As the company grew, Holt’s leadership style shifted from hands-on involvement in every aspect of the work to trusting an expanding group of executives. “I have a hands-off management style; I hire the best people and let them do their job,” he says. “You can lose sleep over some of their decisions, but you can’t step in and fix it.”

Holt also steered the now 300-person firm toward a culture of inclusion, with women now making up one-third of  leadership. Patricia Zugibe, its former in-house counsel who also is Jack Holt’s wife, took over as CEO in early 2021. “We look forward to her striking an essential balance in this male-dominated construction industry,” he said in announcing her appointment.

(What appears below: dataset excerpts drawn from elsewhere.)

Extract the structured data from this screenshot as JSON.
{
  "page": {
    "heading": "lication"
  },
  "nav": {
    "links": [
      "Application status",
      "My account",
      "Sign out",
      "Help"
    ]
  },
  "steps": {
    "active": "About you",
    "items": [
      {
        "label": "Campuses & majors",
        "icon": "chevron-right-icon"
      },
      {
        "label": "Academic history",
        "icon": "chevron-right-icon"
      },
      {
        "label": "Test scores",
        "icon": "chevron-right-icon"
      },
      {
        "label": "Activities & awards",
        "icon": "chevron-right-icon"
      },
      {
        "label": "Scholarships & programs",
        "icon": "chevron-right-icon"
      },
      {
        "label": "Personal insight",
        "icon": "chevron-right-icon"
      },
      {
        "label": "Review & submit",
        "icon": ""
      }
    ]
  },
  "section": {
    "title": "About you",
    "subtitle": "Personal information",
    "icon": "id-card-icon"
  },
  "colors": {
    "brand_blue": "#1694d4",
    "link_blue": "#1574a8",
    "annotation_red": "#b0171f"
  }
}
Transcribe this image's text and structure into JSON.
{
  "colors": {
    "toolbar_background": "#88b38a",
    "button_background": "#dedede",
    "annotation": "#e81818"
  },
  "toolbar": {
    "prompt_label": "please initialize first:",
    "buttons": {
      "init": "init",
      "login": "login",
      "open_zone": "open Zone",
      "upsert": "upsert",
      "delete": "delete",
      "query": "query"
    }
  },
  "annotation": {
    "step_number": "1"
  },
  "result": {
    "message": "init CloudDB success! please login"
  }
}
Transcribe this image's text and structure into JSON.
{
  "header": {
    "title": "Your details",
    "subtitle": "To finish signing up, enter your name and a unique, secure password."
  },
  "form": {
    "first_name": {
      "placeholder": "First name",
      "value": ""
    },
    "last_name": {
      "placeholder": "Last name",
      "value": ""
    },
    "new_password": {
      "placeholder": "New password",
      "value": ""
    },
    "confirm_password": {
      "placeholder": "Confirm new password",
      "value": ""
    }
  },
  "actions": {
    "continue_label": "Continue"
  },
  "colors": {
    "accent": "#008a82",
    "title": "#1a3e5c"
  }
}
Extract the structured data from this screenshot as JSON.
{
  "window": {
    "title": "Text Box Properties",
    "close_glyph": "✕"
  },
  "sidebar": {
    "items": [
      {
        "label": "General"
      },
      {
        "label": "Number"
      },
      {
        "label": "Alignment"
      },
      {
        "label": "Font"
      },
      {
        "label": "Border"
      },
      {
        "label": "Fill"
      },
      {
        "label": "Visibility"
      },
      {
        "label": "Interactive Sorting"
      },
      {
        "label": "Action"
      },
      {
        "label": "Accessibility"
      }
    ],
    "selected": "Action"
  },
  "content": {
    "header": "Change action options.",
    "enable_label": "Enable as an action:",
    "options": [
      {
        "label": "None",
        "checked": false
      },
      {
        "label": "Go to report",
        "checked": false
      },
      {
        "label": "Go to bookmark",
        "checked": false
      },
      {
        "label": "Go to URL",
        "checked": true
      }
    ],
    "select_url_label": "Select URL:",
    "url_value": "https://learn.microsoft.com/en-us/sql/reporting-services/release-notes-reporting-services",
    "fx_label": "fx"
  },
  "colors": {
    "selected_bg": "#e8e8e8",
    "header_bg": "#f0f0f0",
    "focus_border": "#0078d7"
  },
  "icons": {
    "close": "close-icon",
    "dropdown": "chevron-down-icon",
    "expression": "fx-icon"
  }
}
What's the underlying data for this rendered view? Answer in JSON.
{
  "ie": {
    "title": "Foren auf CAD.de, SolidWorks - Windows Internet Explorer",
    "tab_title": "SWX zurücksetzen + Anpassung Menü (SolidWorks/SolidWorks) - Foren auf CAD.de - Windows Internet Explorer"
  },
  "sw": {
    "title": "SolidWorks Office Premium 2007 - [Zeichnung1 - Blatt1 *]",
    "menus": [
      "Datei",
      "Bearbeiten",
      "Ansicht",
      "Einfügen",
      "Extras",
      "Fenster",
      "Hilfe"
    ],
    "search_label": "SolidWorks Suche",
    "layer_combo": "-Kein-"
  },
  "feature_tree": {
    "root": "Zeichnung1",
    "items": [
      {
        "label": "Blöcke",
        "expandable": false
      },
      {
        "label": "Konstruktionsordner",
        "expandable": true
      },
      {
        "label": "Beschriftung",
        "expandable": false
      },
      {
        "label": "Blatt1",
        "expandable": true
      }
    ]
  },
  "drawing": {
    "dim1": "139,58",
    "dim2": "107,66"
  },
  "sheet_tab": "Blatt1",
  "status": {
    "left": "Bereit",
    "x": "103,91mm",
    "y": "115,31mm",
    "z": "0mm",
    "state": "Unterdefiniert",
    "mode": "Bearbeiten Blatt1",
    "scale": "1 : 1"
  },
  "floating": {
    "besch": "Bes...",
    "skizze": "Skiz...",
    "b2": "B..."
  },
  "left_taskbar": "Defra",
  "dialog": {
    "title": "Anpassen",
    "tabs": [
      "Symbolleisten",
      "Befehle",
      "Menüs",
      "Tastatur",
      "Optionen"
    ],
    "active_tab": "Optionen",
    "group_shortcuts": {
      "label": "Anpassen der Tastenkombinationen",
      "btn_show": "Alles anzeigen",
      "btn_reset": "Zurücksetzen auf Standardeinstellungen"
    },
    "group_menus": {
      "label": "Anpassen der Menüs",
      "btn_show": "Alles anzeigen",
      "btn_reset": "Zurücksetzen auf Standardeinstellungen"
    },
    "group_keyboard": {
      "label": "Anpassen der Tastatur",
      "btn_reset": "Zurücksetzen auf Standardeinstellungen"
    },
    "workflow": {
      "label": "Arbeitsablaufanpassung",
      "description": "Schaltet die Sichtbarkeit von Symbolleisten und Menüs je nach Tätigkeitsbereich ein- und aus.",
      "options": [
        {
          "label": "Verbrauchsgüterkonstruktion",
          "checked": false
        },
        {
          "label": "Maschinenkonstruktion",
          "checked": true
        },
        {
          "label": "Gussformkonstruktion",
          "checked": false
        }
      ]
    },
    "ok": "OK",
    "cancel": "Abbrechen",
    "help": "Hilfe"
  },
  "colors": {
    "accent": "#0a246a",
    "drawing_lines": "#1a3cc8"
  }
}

The pandemic also expedited projects for Good Samaritan Hospital in Suffern, N.Y., and for drug and vaccine manufacturing giant Pfizer in New Jersey and New York. “We tried to stay ahead of the curve,” Holt says. “We wrote an 86-page COVID program used by clients and union trades early in the pandemic that was about mask wearing and social distancing, but now we’ve morphed into vaccinations,” he says. The crisis also forced some tough decisions early on, as some states did not have pandemic protocols in place, Holt recounts. “It’s not easy to send somebody to a place that isn’t social distancing and wearing masks.” 

While Holt points to a portfolio of company projects around the U.S., his commitment to his local community has never wavered. He continues to support his hometown of Pearl River as well as Rockland County and the Hudson Valley through groups such as the Contractors Association of Hudson Valley, Rockland Economic Development Corp. and United Way. He also is a past chairman of the Boy Scouts of America of the Hudson Valley. 

Jack Holt

Holt has boosted the contractor’s employee total by a factor of 10 to more than 300 and diversified into aviation, health care, stadiums and other markets since he assumed leadership in 1974.
Photo courtesy Holt Construction Corp.

Dr. Mary Leahy, CEO of Bon Secours Charity Health System/Good Samaritan Hospital, knows Holt well as a builder, leader and philanthropist. His firm has built numerous projects for Good Samaritan, including its Active International Cardiovascular Institute, which opened in 2006, and a new emergency department in 2014 and 2015. Jack Holt himself led a $6-million capital campaign to open the cardiovascular unit.

“He was very involved,” Leahy says of Holt’s efforts to help create the cardiovascular program. “There were a lot of state authorizations and certifications that needed to happen,” she says. “It was a huge undertaking, and he really championed it and convinced many members of the business community to support it.”

Alan Seidman, executive director at the Construction Contractors Association of the Hudson Valley, points to Holt’s talent at forging relationships and engendering trust. “Jack has this unique ability to make you feel like you’re the most important person in the room. It’s a knack,” Seidman says. “He’s got a loyal following, and other contractors sometimes ask me, ‘Why can’t I break into this account? Why can’t I break into that account?’ It’s based on relationships and that quality of service.”

Holt sees Holt Construction continuing its controlled growth and hitting the half-billion-dollar milestone in a few years, when the firm could finally outgrow its century-old home base. “Retirement is in my future,” he admits. And although he’s nostalgic for his roots, Holt expects that “the new headquarters should be in New York City.”